Until Equifax clarifies the security status of what was stolen, everyone should operate under the assumption that their personal data—social security numbers, addresses, birth dates, etc—wasn’t secure, and take proper steps to reduce the risk of identity theft.

Are you worried your data was affected? Follow recommendations provided by the FTC on their website.

No matter what statements are released in upcoming days, weeks, and months, it’s clear we need to scrutinize the way organizations encrypt sensitive information. Perhaps it’s time to look closely at our current business processes and develop better cybersecurity practices.

What do we hope to see in the aftermath of this breach?
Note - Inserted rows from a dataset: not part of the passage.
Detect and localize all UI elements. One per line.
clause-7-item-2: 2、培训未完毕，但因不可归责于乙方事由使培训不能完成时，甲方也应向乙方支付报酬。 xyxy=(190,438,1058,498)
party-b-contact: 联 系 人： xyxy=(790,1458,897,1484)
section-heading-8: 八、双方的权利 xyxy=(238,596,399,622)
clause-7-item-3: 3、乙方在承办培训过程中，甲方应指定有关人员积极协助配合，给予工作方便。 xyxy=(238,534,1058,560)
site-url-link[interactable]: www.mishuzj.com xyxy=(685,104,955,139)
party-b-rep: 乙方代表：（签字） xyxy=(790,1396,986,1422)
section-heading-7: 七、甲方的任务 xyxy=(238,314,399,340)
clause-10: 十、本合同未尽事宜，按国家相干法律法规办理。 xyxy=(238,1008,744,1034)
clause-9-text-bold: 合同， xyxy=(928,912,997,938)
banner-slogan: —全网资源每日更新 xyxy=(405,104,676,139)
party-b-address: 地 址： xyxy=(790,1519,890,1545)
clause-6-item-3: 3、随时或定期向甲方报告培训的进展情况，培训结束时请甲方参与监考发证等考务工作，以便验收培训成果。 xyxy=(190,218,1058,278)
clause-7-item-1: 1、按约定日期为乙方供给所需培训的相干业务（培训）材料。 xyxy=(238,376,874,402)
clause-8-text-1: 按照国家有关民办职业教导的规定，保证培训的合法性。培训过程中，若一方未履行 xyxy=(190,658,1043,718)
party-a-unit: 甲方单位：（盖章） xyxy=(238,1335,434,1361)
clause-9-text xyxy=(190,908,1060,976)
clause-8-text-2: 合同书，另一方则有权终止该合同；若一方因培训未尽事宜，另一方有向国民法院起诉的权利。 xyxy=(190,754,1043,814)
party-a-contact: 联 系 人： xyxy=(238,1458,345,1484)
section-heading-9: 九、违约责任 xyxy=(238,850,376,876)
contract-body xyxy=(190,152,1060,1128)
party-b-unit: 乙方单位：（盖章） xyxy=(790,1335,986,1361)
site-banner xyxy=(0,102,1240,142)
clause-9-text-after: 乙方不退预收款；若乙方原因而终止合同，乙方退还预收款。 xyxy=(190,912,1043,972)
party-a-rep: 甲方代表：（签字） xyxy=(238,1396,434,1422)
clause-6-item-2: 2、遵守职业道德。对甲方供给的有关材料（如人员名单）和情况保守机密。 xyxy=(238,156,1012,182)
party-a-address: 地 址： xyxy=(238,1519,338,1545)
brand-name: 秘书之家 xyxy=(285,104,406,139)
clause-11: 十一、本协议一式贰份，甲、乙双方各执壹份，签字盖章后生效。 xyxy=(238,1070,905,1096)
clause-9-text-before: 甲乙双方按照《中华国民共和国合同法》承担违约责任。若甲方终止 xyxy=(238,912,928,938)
  • Companies using strong encryption and network monitoring software
  • Encrypted data in transit and at rest. Always. No exceptions
  • Mandatory multi-factor authentication (MFA) for user access
  • Better use of alert messages when faced with strange activity (or more normal activity than usual)
  • Frequent security audits and employee training sessions
  • Monthly identification of unusual network devices, applications, or connections that could allow hackers to exploit a backend database or unchecked website vulnerability

The Equifax data breach has brought the issue of cybersecurity to light for many onlookers: companies, security professionals, public consumers. Since Equifax fell short on their promise to protect the data they collect, we’ll probably see updates to the way the industry enforces encryption and security in the near future.

We Need to Remember that Customers are Real People

Equifax has not explained how they will prevent future breaches

In the days following the breach, Equifax has been hesitant to discuss details about the incident, leaving people to wonder what steps they’ll take to secure their data now or how they’ll anticipate and prevent future attacks. How, exactly, did the breach happen? Who, exactly, is at risk? What, exactly, will happen to consumers who are affected?
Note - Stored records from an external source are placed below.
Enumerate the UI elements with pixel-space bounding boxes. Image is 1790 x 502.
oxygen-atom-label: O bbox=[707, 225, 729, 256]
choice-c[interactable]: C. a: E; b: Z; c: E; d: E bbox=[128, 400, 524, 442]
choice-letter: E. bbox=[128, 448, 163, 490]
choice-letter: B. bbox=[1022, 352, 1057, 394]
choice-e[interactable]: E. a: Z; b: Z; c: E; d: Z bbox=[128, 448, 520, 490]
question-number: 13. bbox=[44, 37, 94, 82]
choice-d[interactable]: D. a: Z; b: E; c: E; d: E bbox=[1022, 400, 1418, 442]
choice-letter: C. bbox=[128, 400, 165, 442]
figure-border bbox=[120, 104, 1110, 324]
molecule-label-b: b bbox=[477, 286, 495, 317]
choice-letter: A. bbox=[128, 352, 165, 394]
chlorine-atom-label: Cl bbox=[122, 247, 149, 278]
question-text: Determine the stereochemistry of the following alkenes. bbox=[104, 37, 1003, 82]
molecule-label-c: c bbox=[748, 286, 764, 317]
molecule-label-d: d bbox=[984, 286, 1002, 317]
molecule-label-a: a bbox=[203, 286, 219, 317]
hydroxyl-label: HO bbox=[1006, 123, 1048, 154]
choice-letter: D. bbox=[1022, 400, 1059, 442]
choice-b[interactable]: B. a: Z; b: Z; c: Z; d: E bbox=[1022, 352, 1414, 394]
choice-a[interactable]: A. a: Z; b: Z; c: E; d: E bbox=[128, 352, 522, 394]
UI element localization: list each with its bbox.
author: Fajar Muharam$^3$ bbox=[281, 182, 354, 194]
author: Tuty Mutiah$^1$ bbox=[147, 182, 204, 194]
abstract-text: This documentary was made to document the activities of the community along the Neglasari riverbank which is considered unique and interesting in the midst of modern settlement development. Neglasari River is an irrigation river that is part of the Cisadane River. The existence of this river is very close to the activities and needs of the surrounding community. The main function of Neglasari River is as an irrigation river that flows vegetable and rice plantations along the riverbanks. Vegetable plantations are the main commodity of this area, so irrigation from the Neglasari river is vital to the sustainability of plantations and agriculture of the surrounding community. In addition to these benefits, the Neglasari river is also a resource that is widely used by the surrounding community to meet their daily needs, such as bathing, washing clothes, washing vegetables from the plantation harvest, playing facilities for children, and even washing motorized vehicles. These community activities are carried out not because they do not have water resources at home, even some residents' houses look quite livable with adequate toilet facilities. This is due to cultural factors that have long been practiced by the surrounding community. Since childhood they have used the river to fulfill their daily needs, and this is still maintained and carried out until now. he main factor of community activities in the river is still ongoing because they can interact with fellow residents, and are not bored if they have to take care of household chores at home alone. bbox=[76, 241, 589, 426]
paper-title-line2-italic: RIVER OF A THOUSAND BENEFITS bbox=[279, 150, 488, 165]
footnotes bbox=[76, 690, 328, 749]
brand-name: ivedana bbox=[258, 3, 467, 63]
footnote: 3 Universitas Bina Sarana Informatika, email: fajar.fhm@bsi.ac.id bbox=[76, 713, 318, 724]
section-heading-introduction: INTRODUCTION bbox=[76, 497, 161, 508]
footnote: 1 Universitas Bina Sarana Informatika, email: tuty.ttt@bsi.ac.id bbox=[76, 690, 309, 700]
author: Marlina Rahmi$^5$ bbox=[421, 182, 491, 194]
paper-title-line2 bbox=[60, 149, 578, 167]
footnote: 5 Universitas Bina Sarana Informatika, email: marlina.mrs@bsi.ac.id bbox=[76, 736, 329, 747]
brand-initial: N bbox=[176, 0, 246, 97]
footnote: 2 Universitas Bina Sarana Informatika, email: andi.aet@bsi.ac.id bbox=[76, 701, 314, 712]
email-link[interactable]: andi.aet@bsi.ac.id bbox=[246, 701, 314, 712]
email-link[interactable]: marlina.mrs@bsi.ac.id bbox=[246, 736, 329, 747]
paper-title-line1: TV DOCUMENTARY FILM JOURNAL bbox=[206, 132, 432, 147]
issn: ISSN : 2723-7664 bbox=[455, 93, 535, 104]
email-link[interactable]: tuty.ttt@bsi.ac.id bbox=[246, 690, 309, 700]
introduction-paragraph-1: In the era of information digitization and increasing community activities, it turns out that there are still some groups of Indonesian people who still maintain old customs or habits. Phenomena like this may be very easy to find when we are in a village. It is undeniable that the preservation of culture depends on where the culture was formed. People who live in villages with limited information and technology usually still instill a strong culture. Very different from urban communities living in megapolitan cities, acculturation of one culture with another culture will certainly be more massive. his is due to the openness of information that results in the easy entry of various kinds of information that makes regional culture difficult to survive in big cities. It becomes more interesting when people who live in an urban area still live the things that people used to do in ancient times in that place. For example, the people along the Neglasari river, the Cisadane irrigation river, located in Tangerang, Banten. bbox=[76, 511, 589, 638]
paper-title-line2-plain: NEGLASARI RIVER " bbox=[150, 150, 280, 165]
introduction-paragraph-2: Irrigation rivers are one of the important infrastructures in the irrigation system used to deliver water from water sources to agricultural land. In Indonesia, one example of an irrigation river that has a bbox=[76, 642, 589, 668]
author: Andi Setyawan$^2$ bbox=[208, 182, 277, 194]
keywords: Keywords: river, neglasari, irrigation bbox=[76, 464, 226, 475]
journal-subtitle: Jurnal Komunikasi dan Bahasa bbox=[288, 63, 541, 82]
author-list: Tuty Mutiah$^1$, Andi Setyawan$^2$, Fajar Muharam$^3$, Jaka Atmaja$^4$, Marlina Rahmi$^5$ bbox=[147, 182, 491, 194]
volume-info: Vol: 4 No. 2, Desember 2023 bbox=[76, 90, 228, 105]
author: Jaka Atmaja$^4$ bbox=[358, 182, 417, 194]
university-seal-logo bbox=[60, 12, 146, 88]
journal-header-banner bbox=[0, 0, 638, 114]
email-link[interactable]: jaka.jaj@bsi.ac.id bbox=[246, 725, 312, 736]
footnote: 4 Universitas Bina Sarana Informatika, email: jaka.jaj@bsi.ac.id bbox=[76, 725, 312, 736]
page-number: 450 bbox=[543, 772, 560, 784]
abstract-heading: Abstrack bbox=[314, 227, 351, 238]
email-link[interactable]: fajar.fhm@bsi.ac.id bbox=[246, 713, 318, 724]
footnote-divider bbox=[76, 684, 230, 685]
This brings up the final change we hope to see in the future: organizations taking cybersecurity practices seriously. In a rush of business decisions and company goals, it can be easy to tick security off a long list of to-dos or see a data breach as a blow to financial numbers and incoming sales.

But who really hurts from ignoring good cybersecurity policies? People. Individuals and families who, impacted by the exposure of their personal data, may struggle to rebuild their finances and identity. They trust organizations like Equifax, Verizon, Google, and Chipotle to secure their information.

And with each data breach, organizations are failing to make good on that trust.

The industry’s view of customers, clients, and consumers needs to shift if we’re ever going to seriously prevent the next onset of cyberattacks. Their data should be treated as sacred, not just a row in a database. The potential lasting impact for each person affected by a breach is far too great to think otherwise.

If we choose to learn from the mistakes of modern data breaches, we might, just might, chart a different course for cybersecurity.

If we don’t? Nothing will ever change.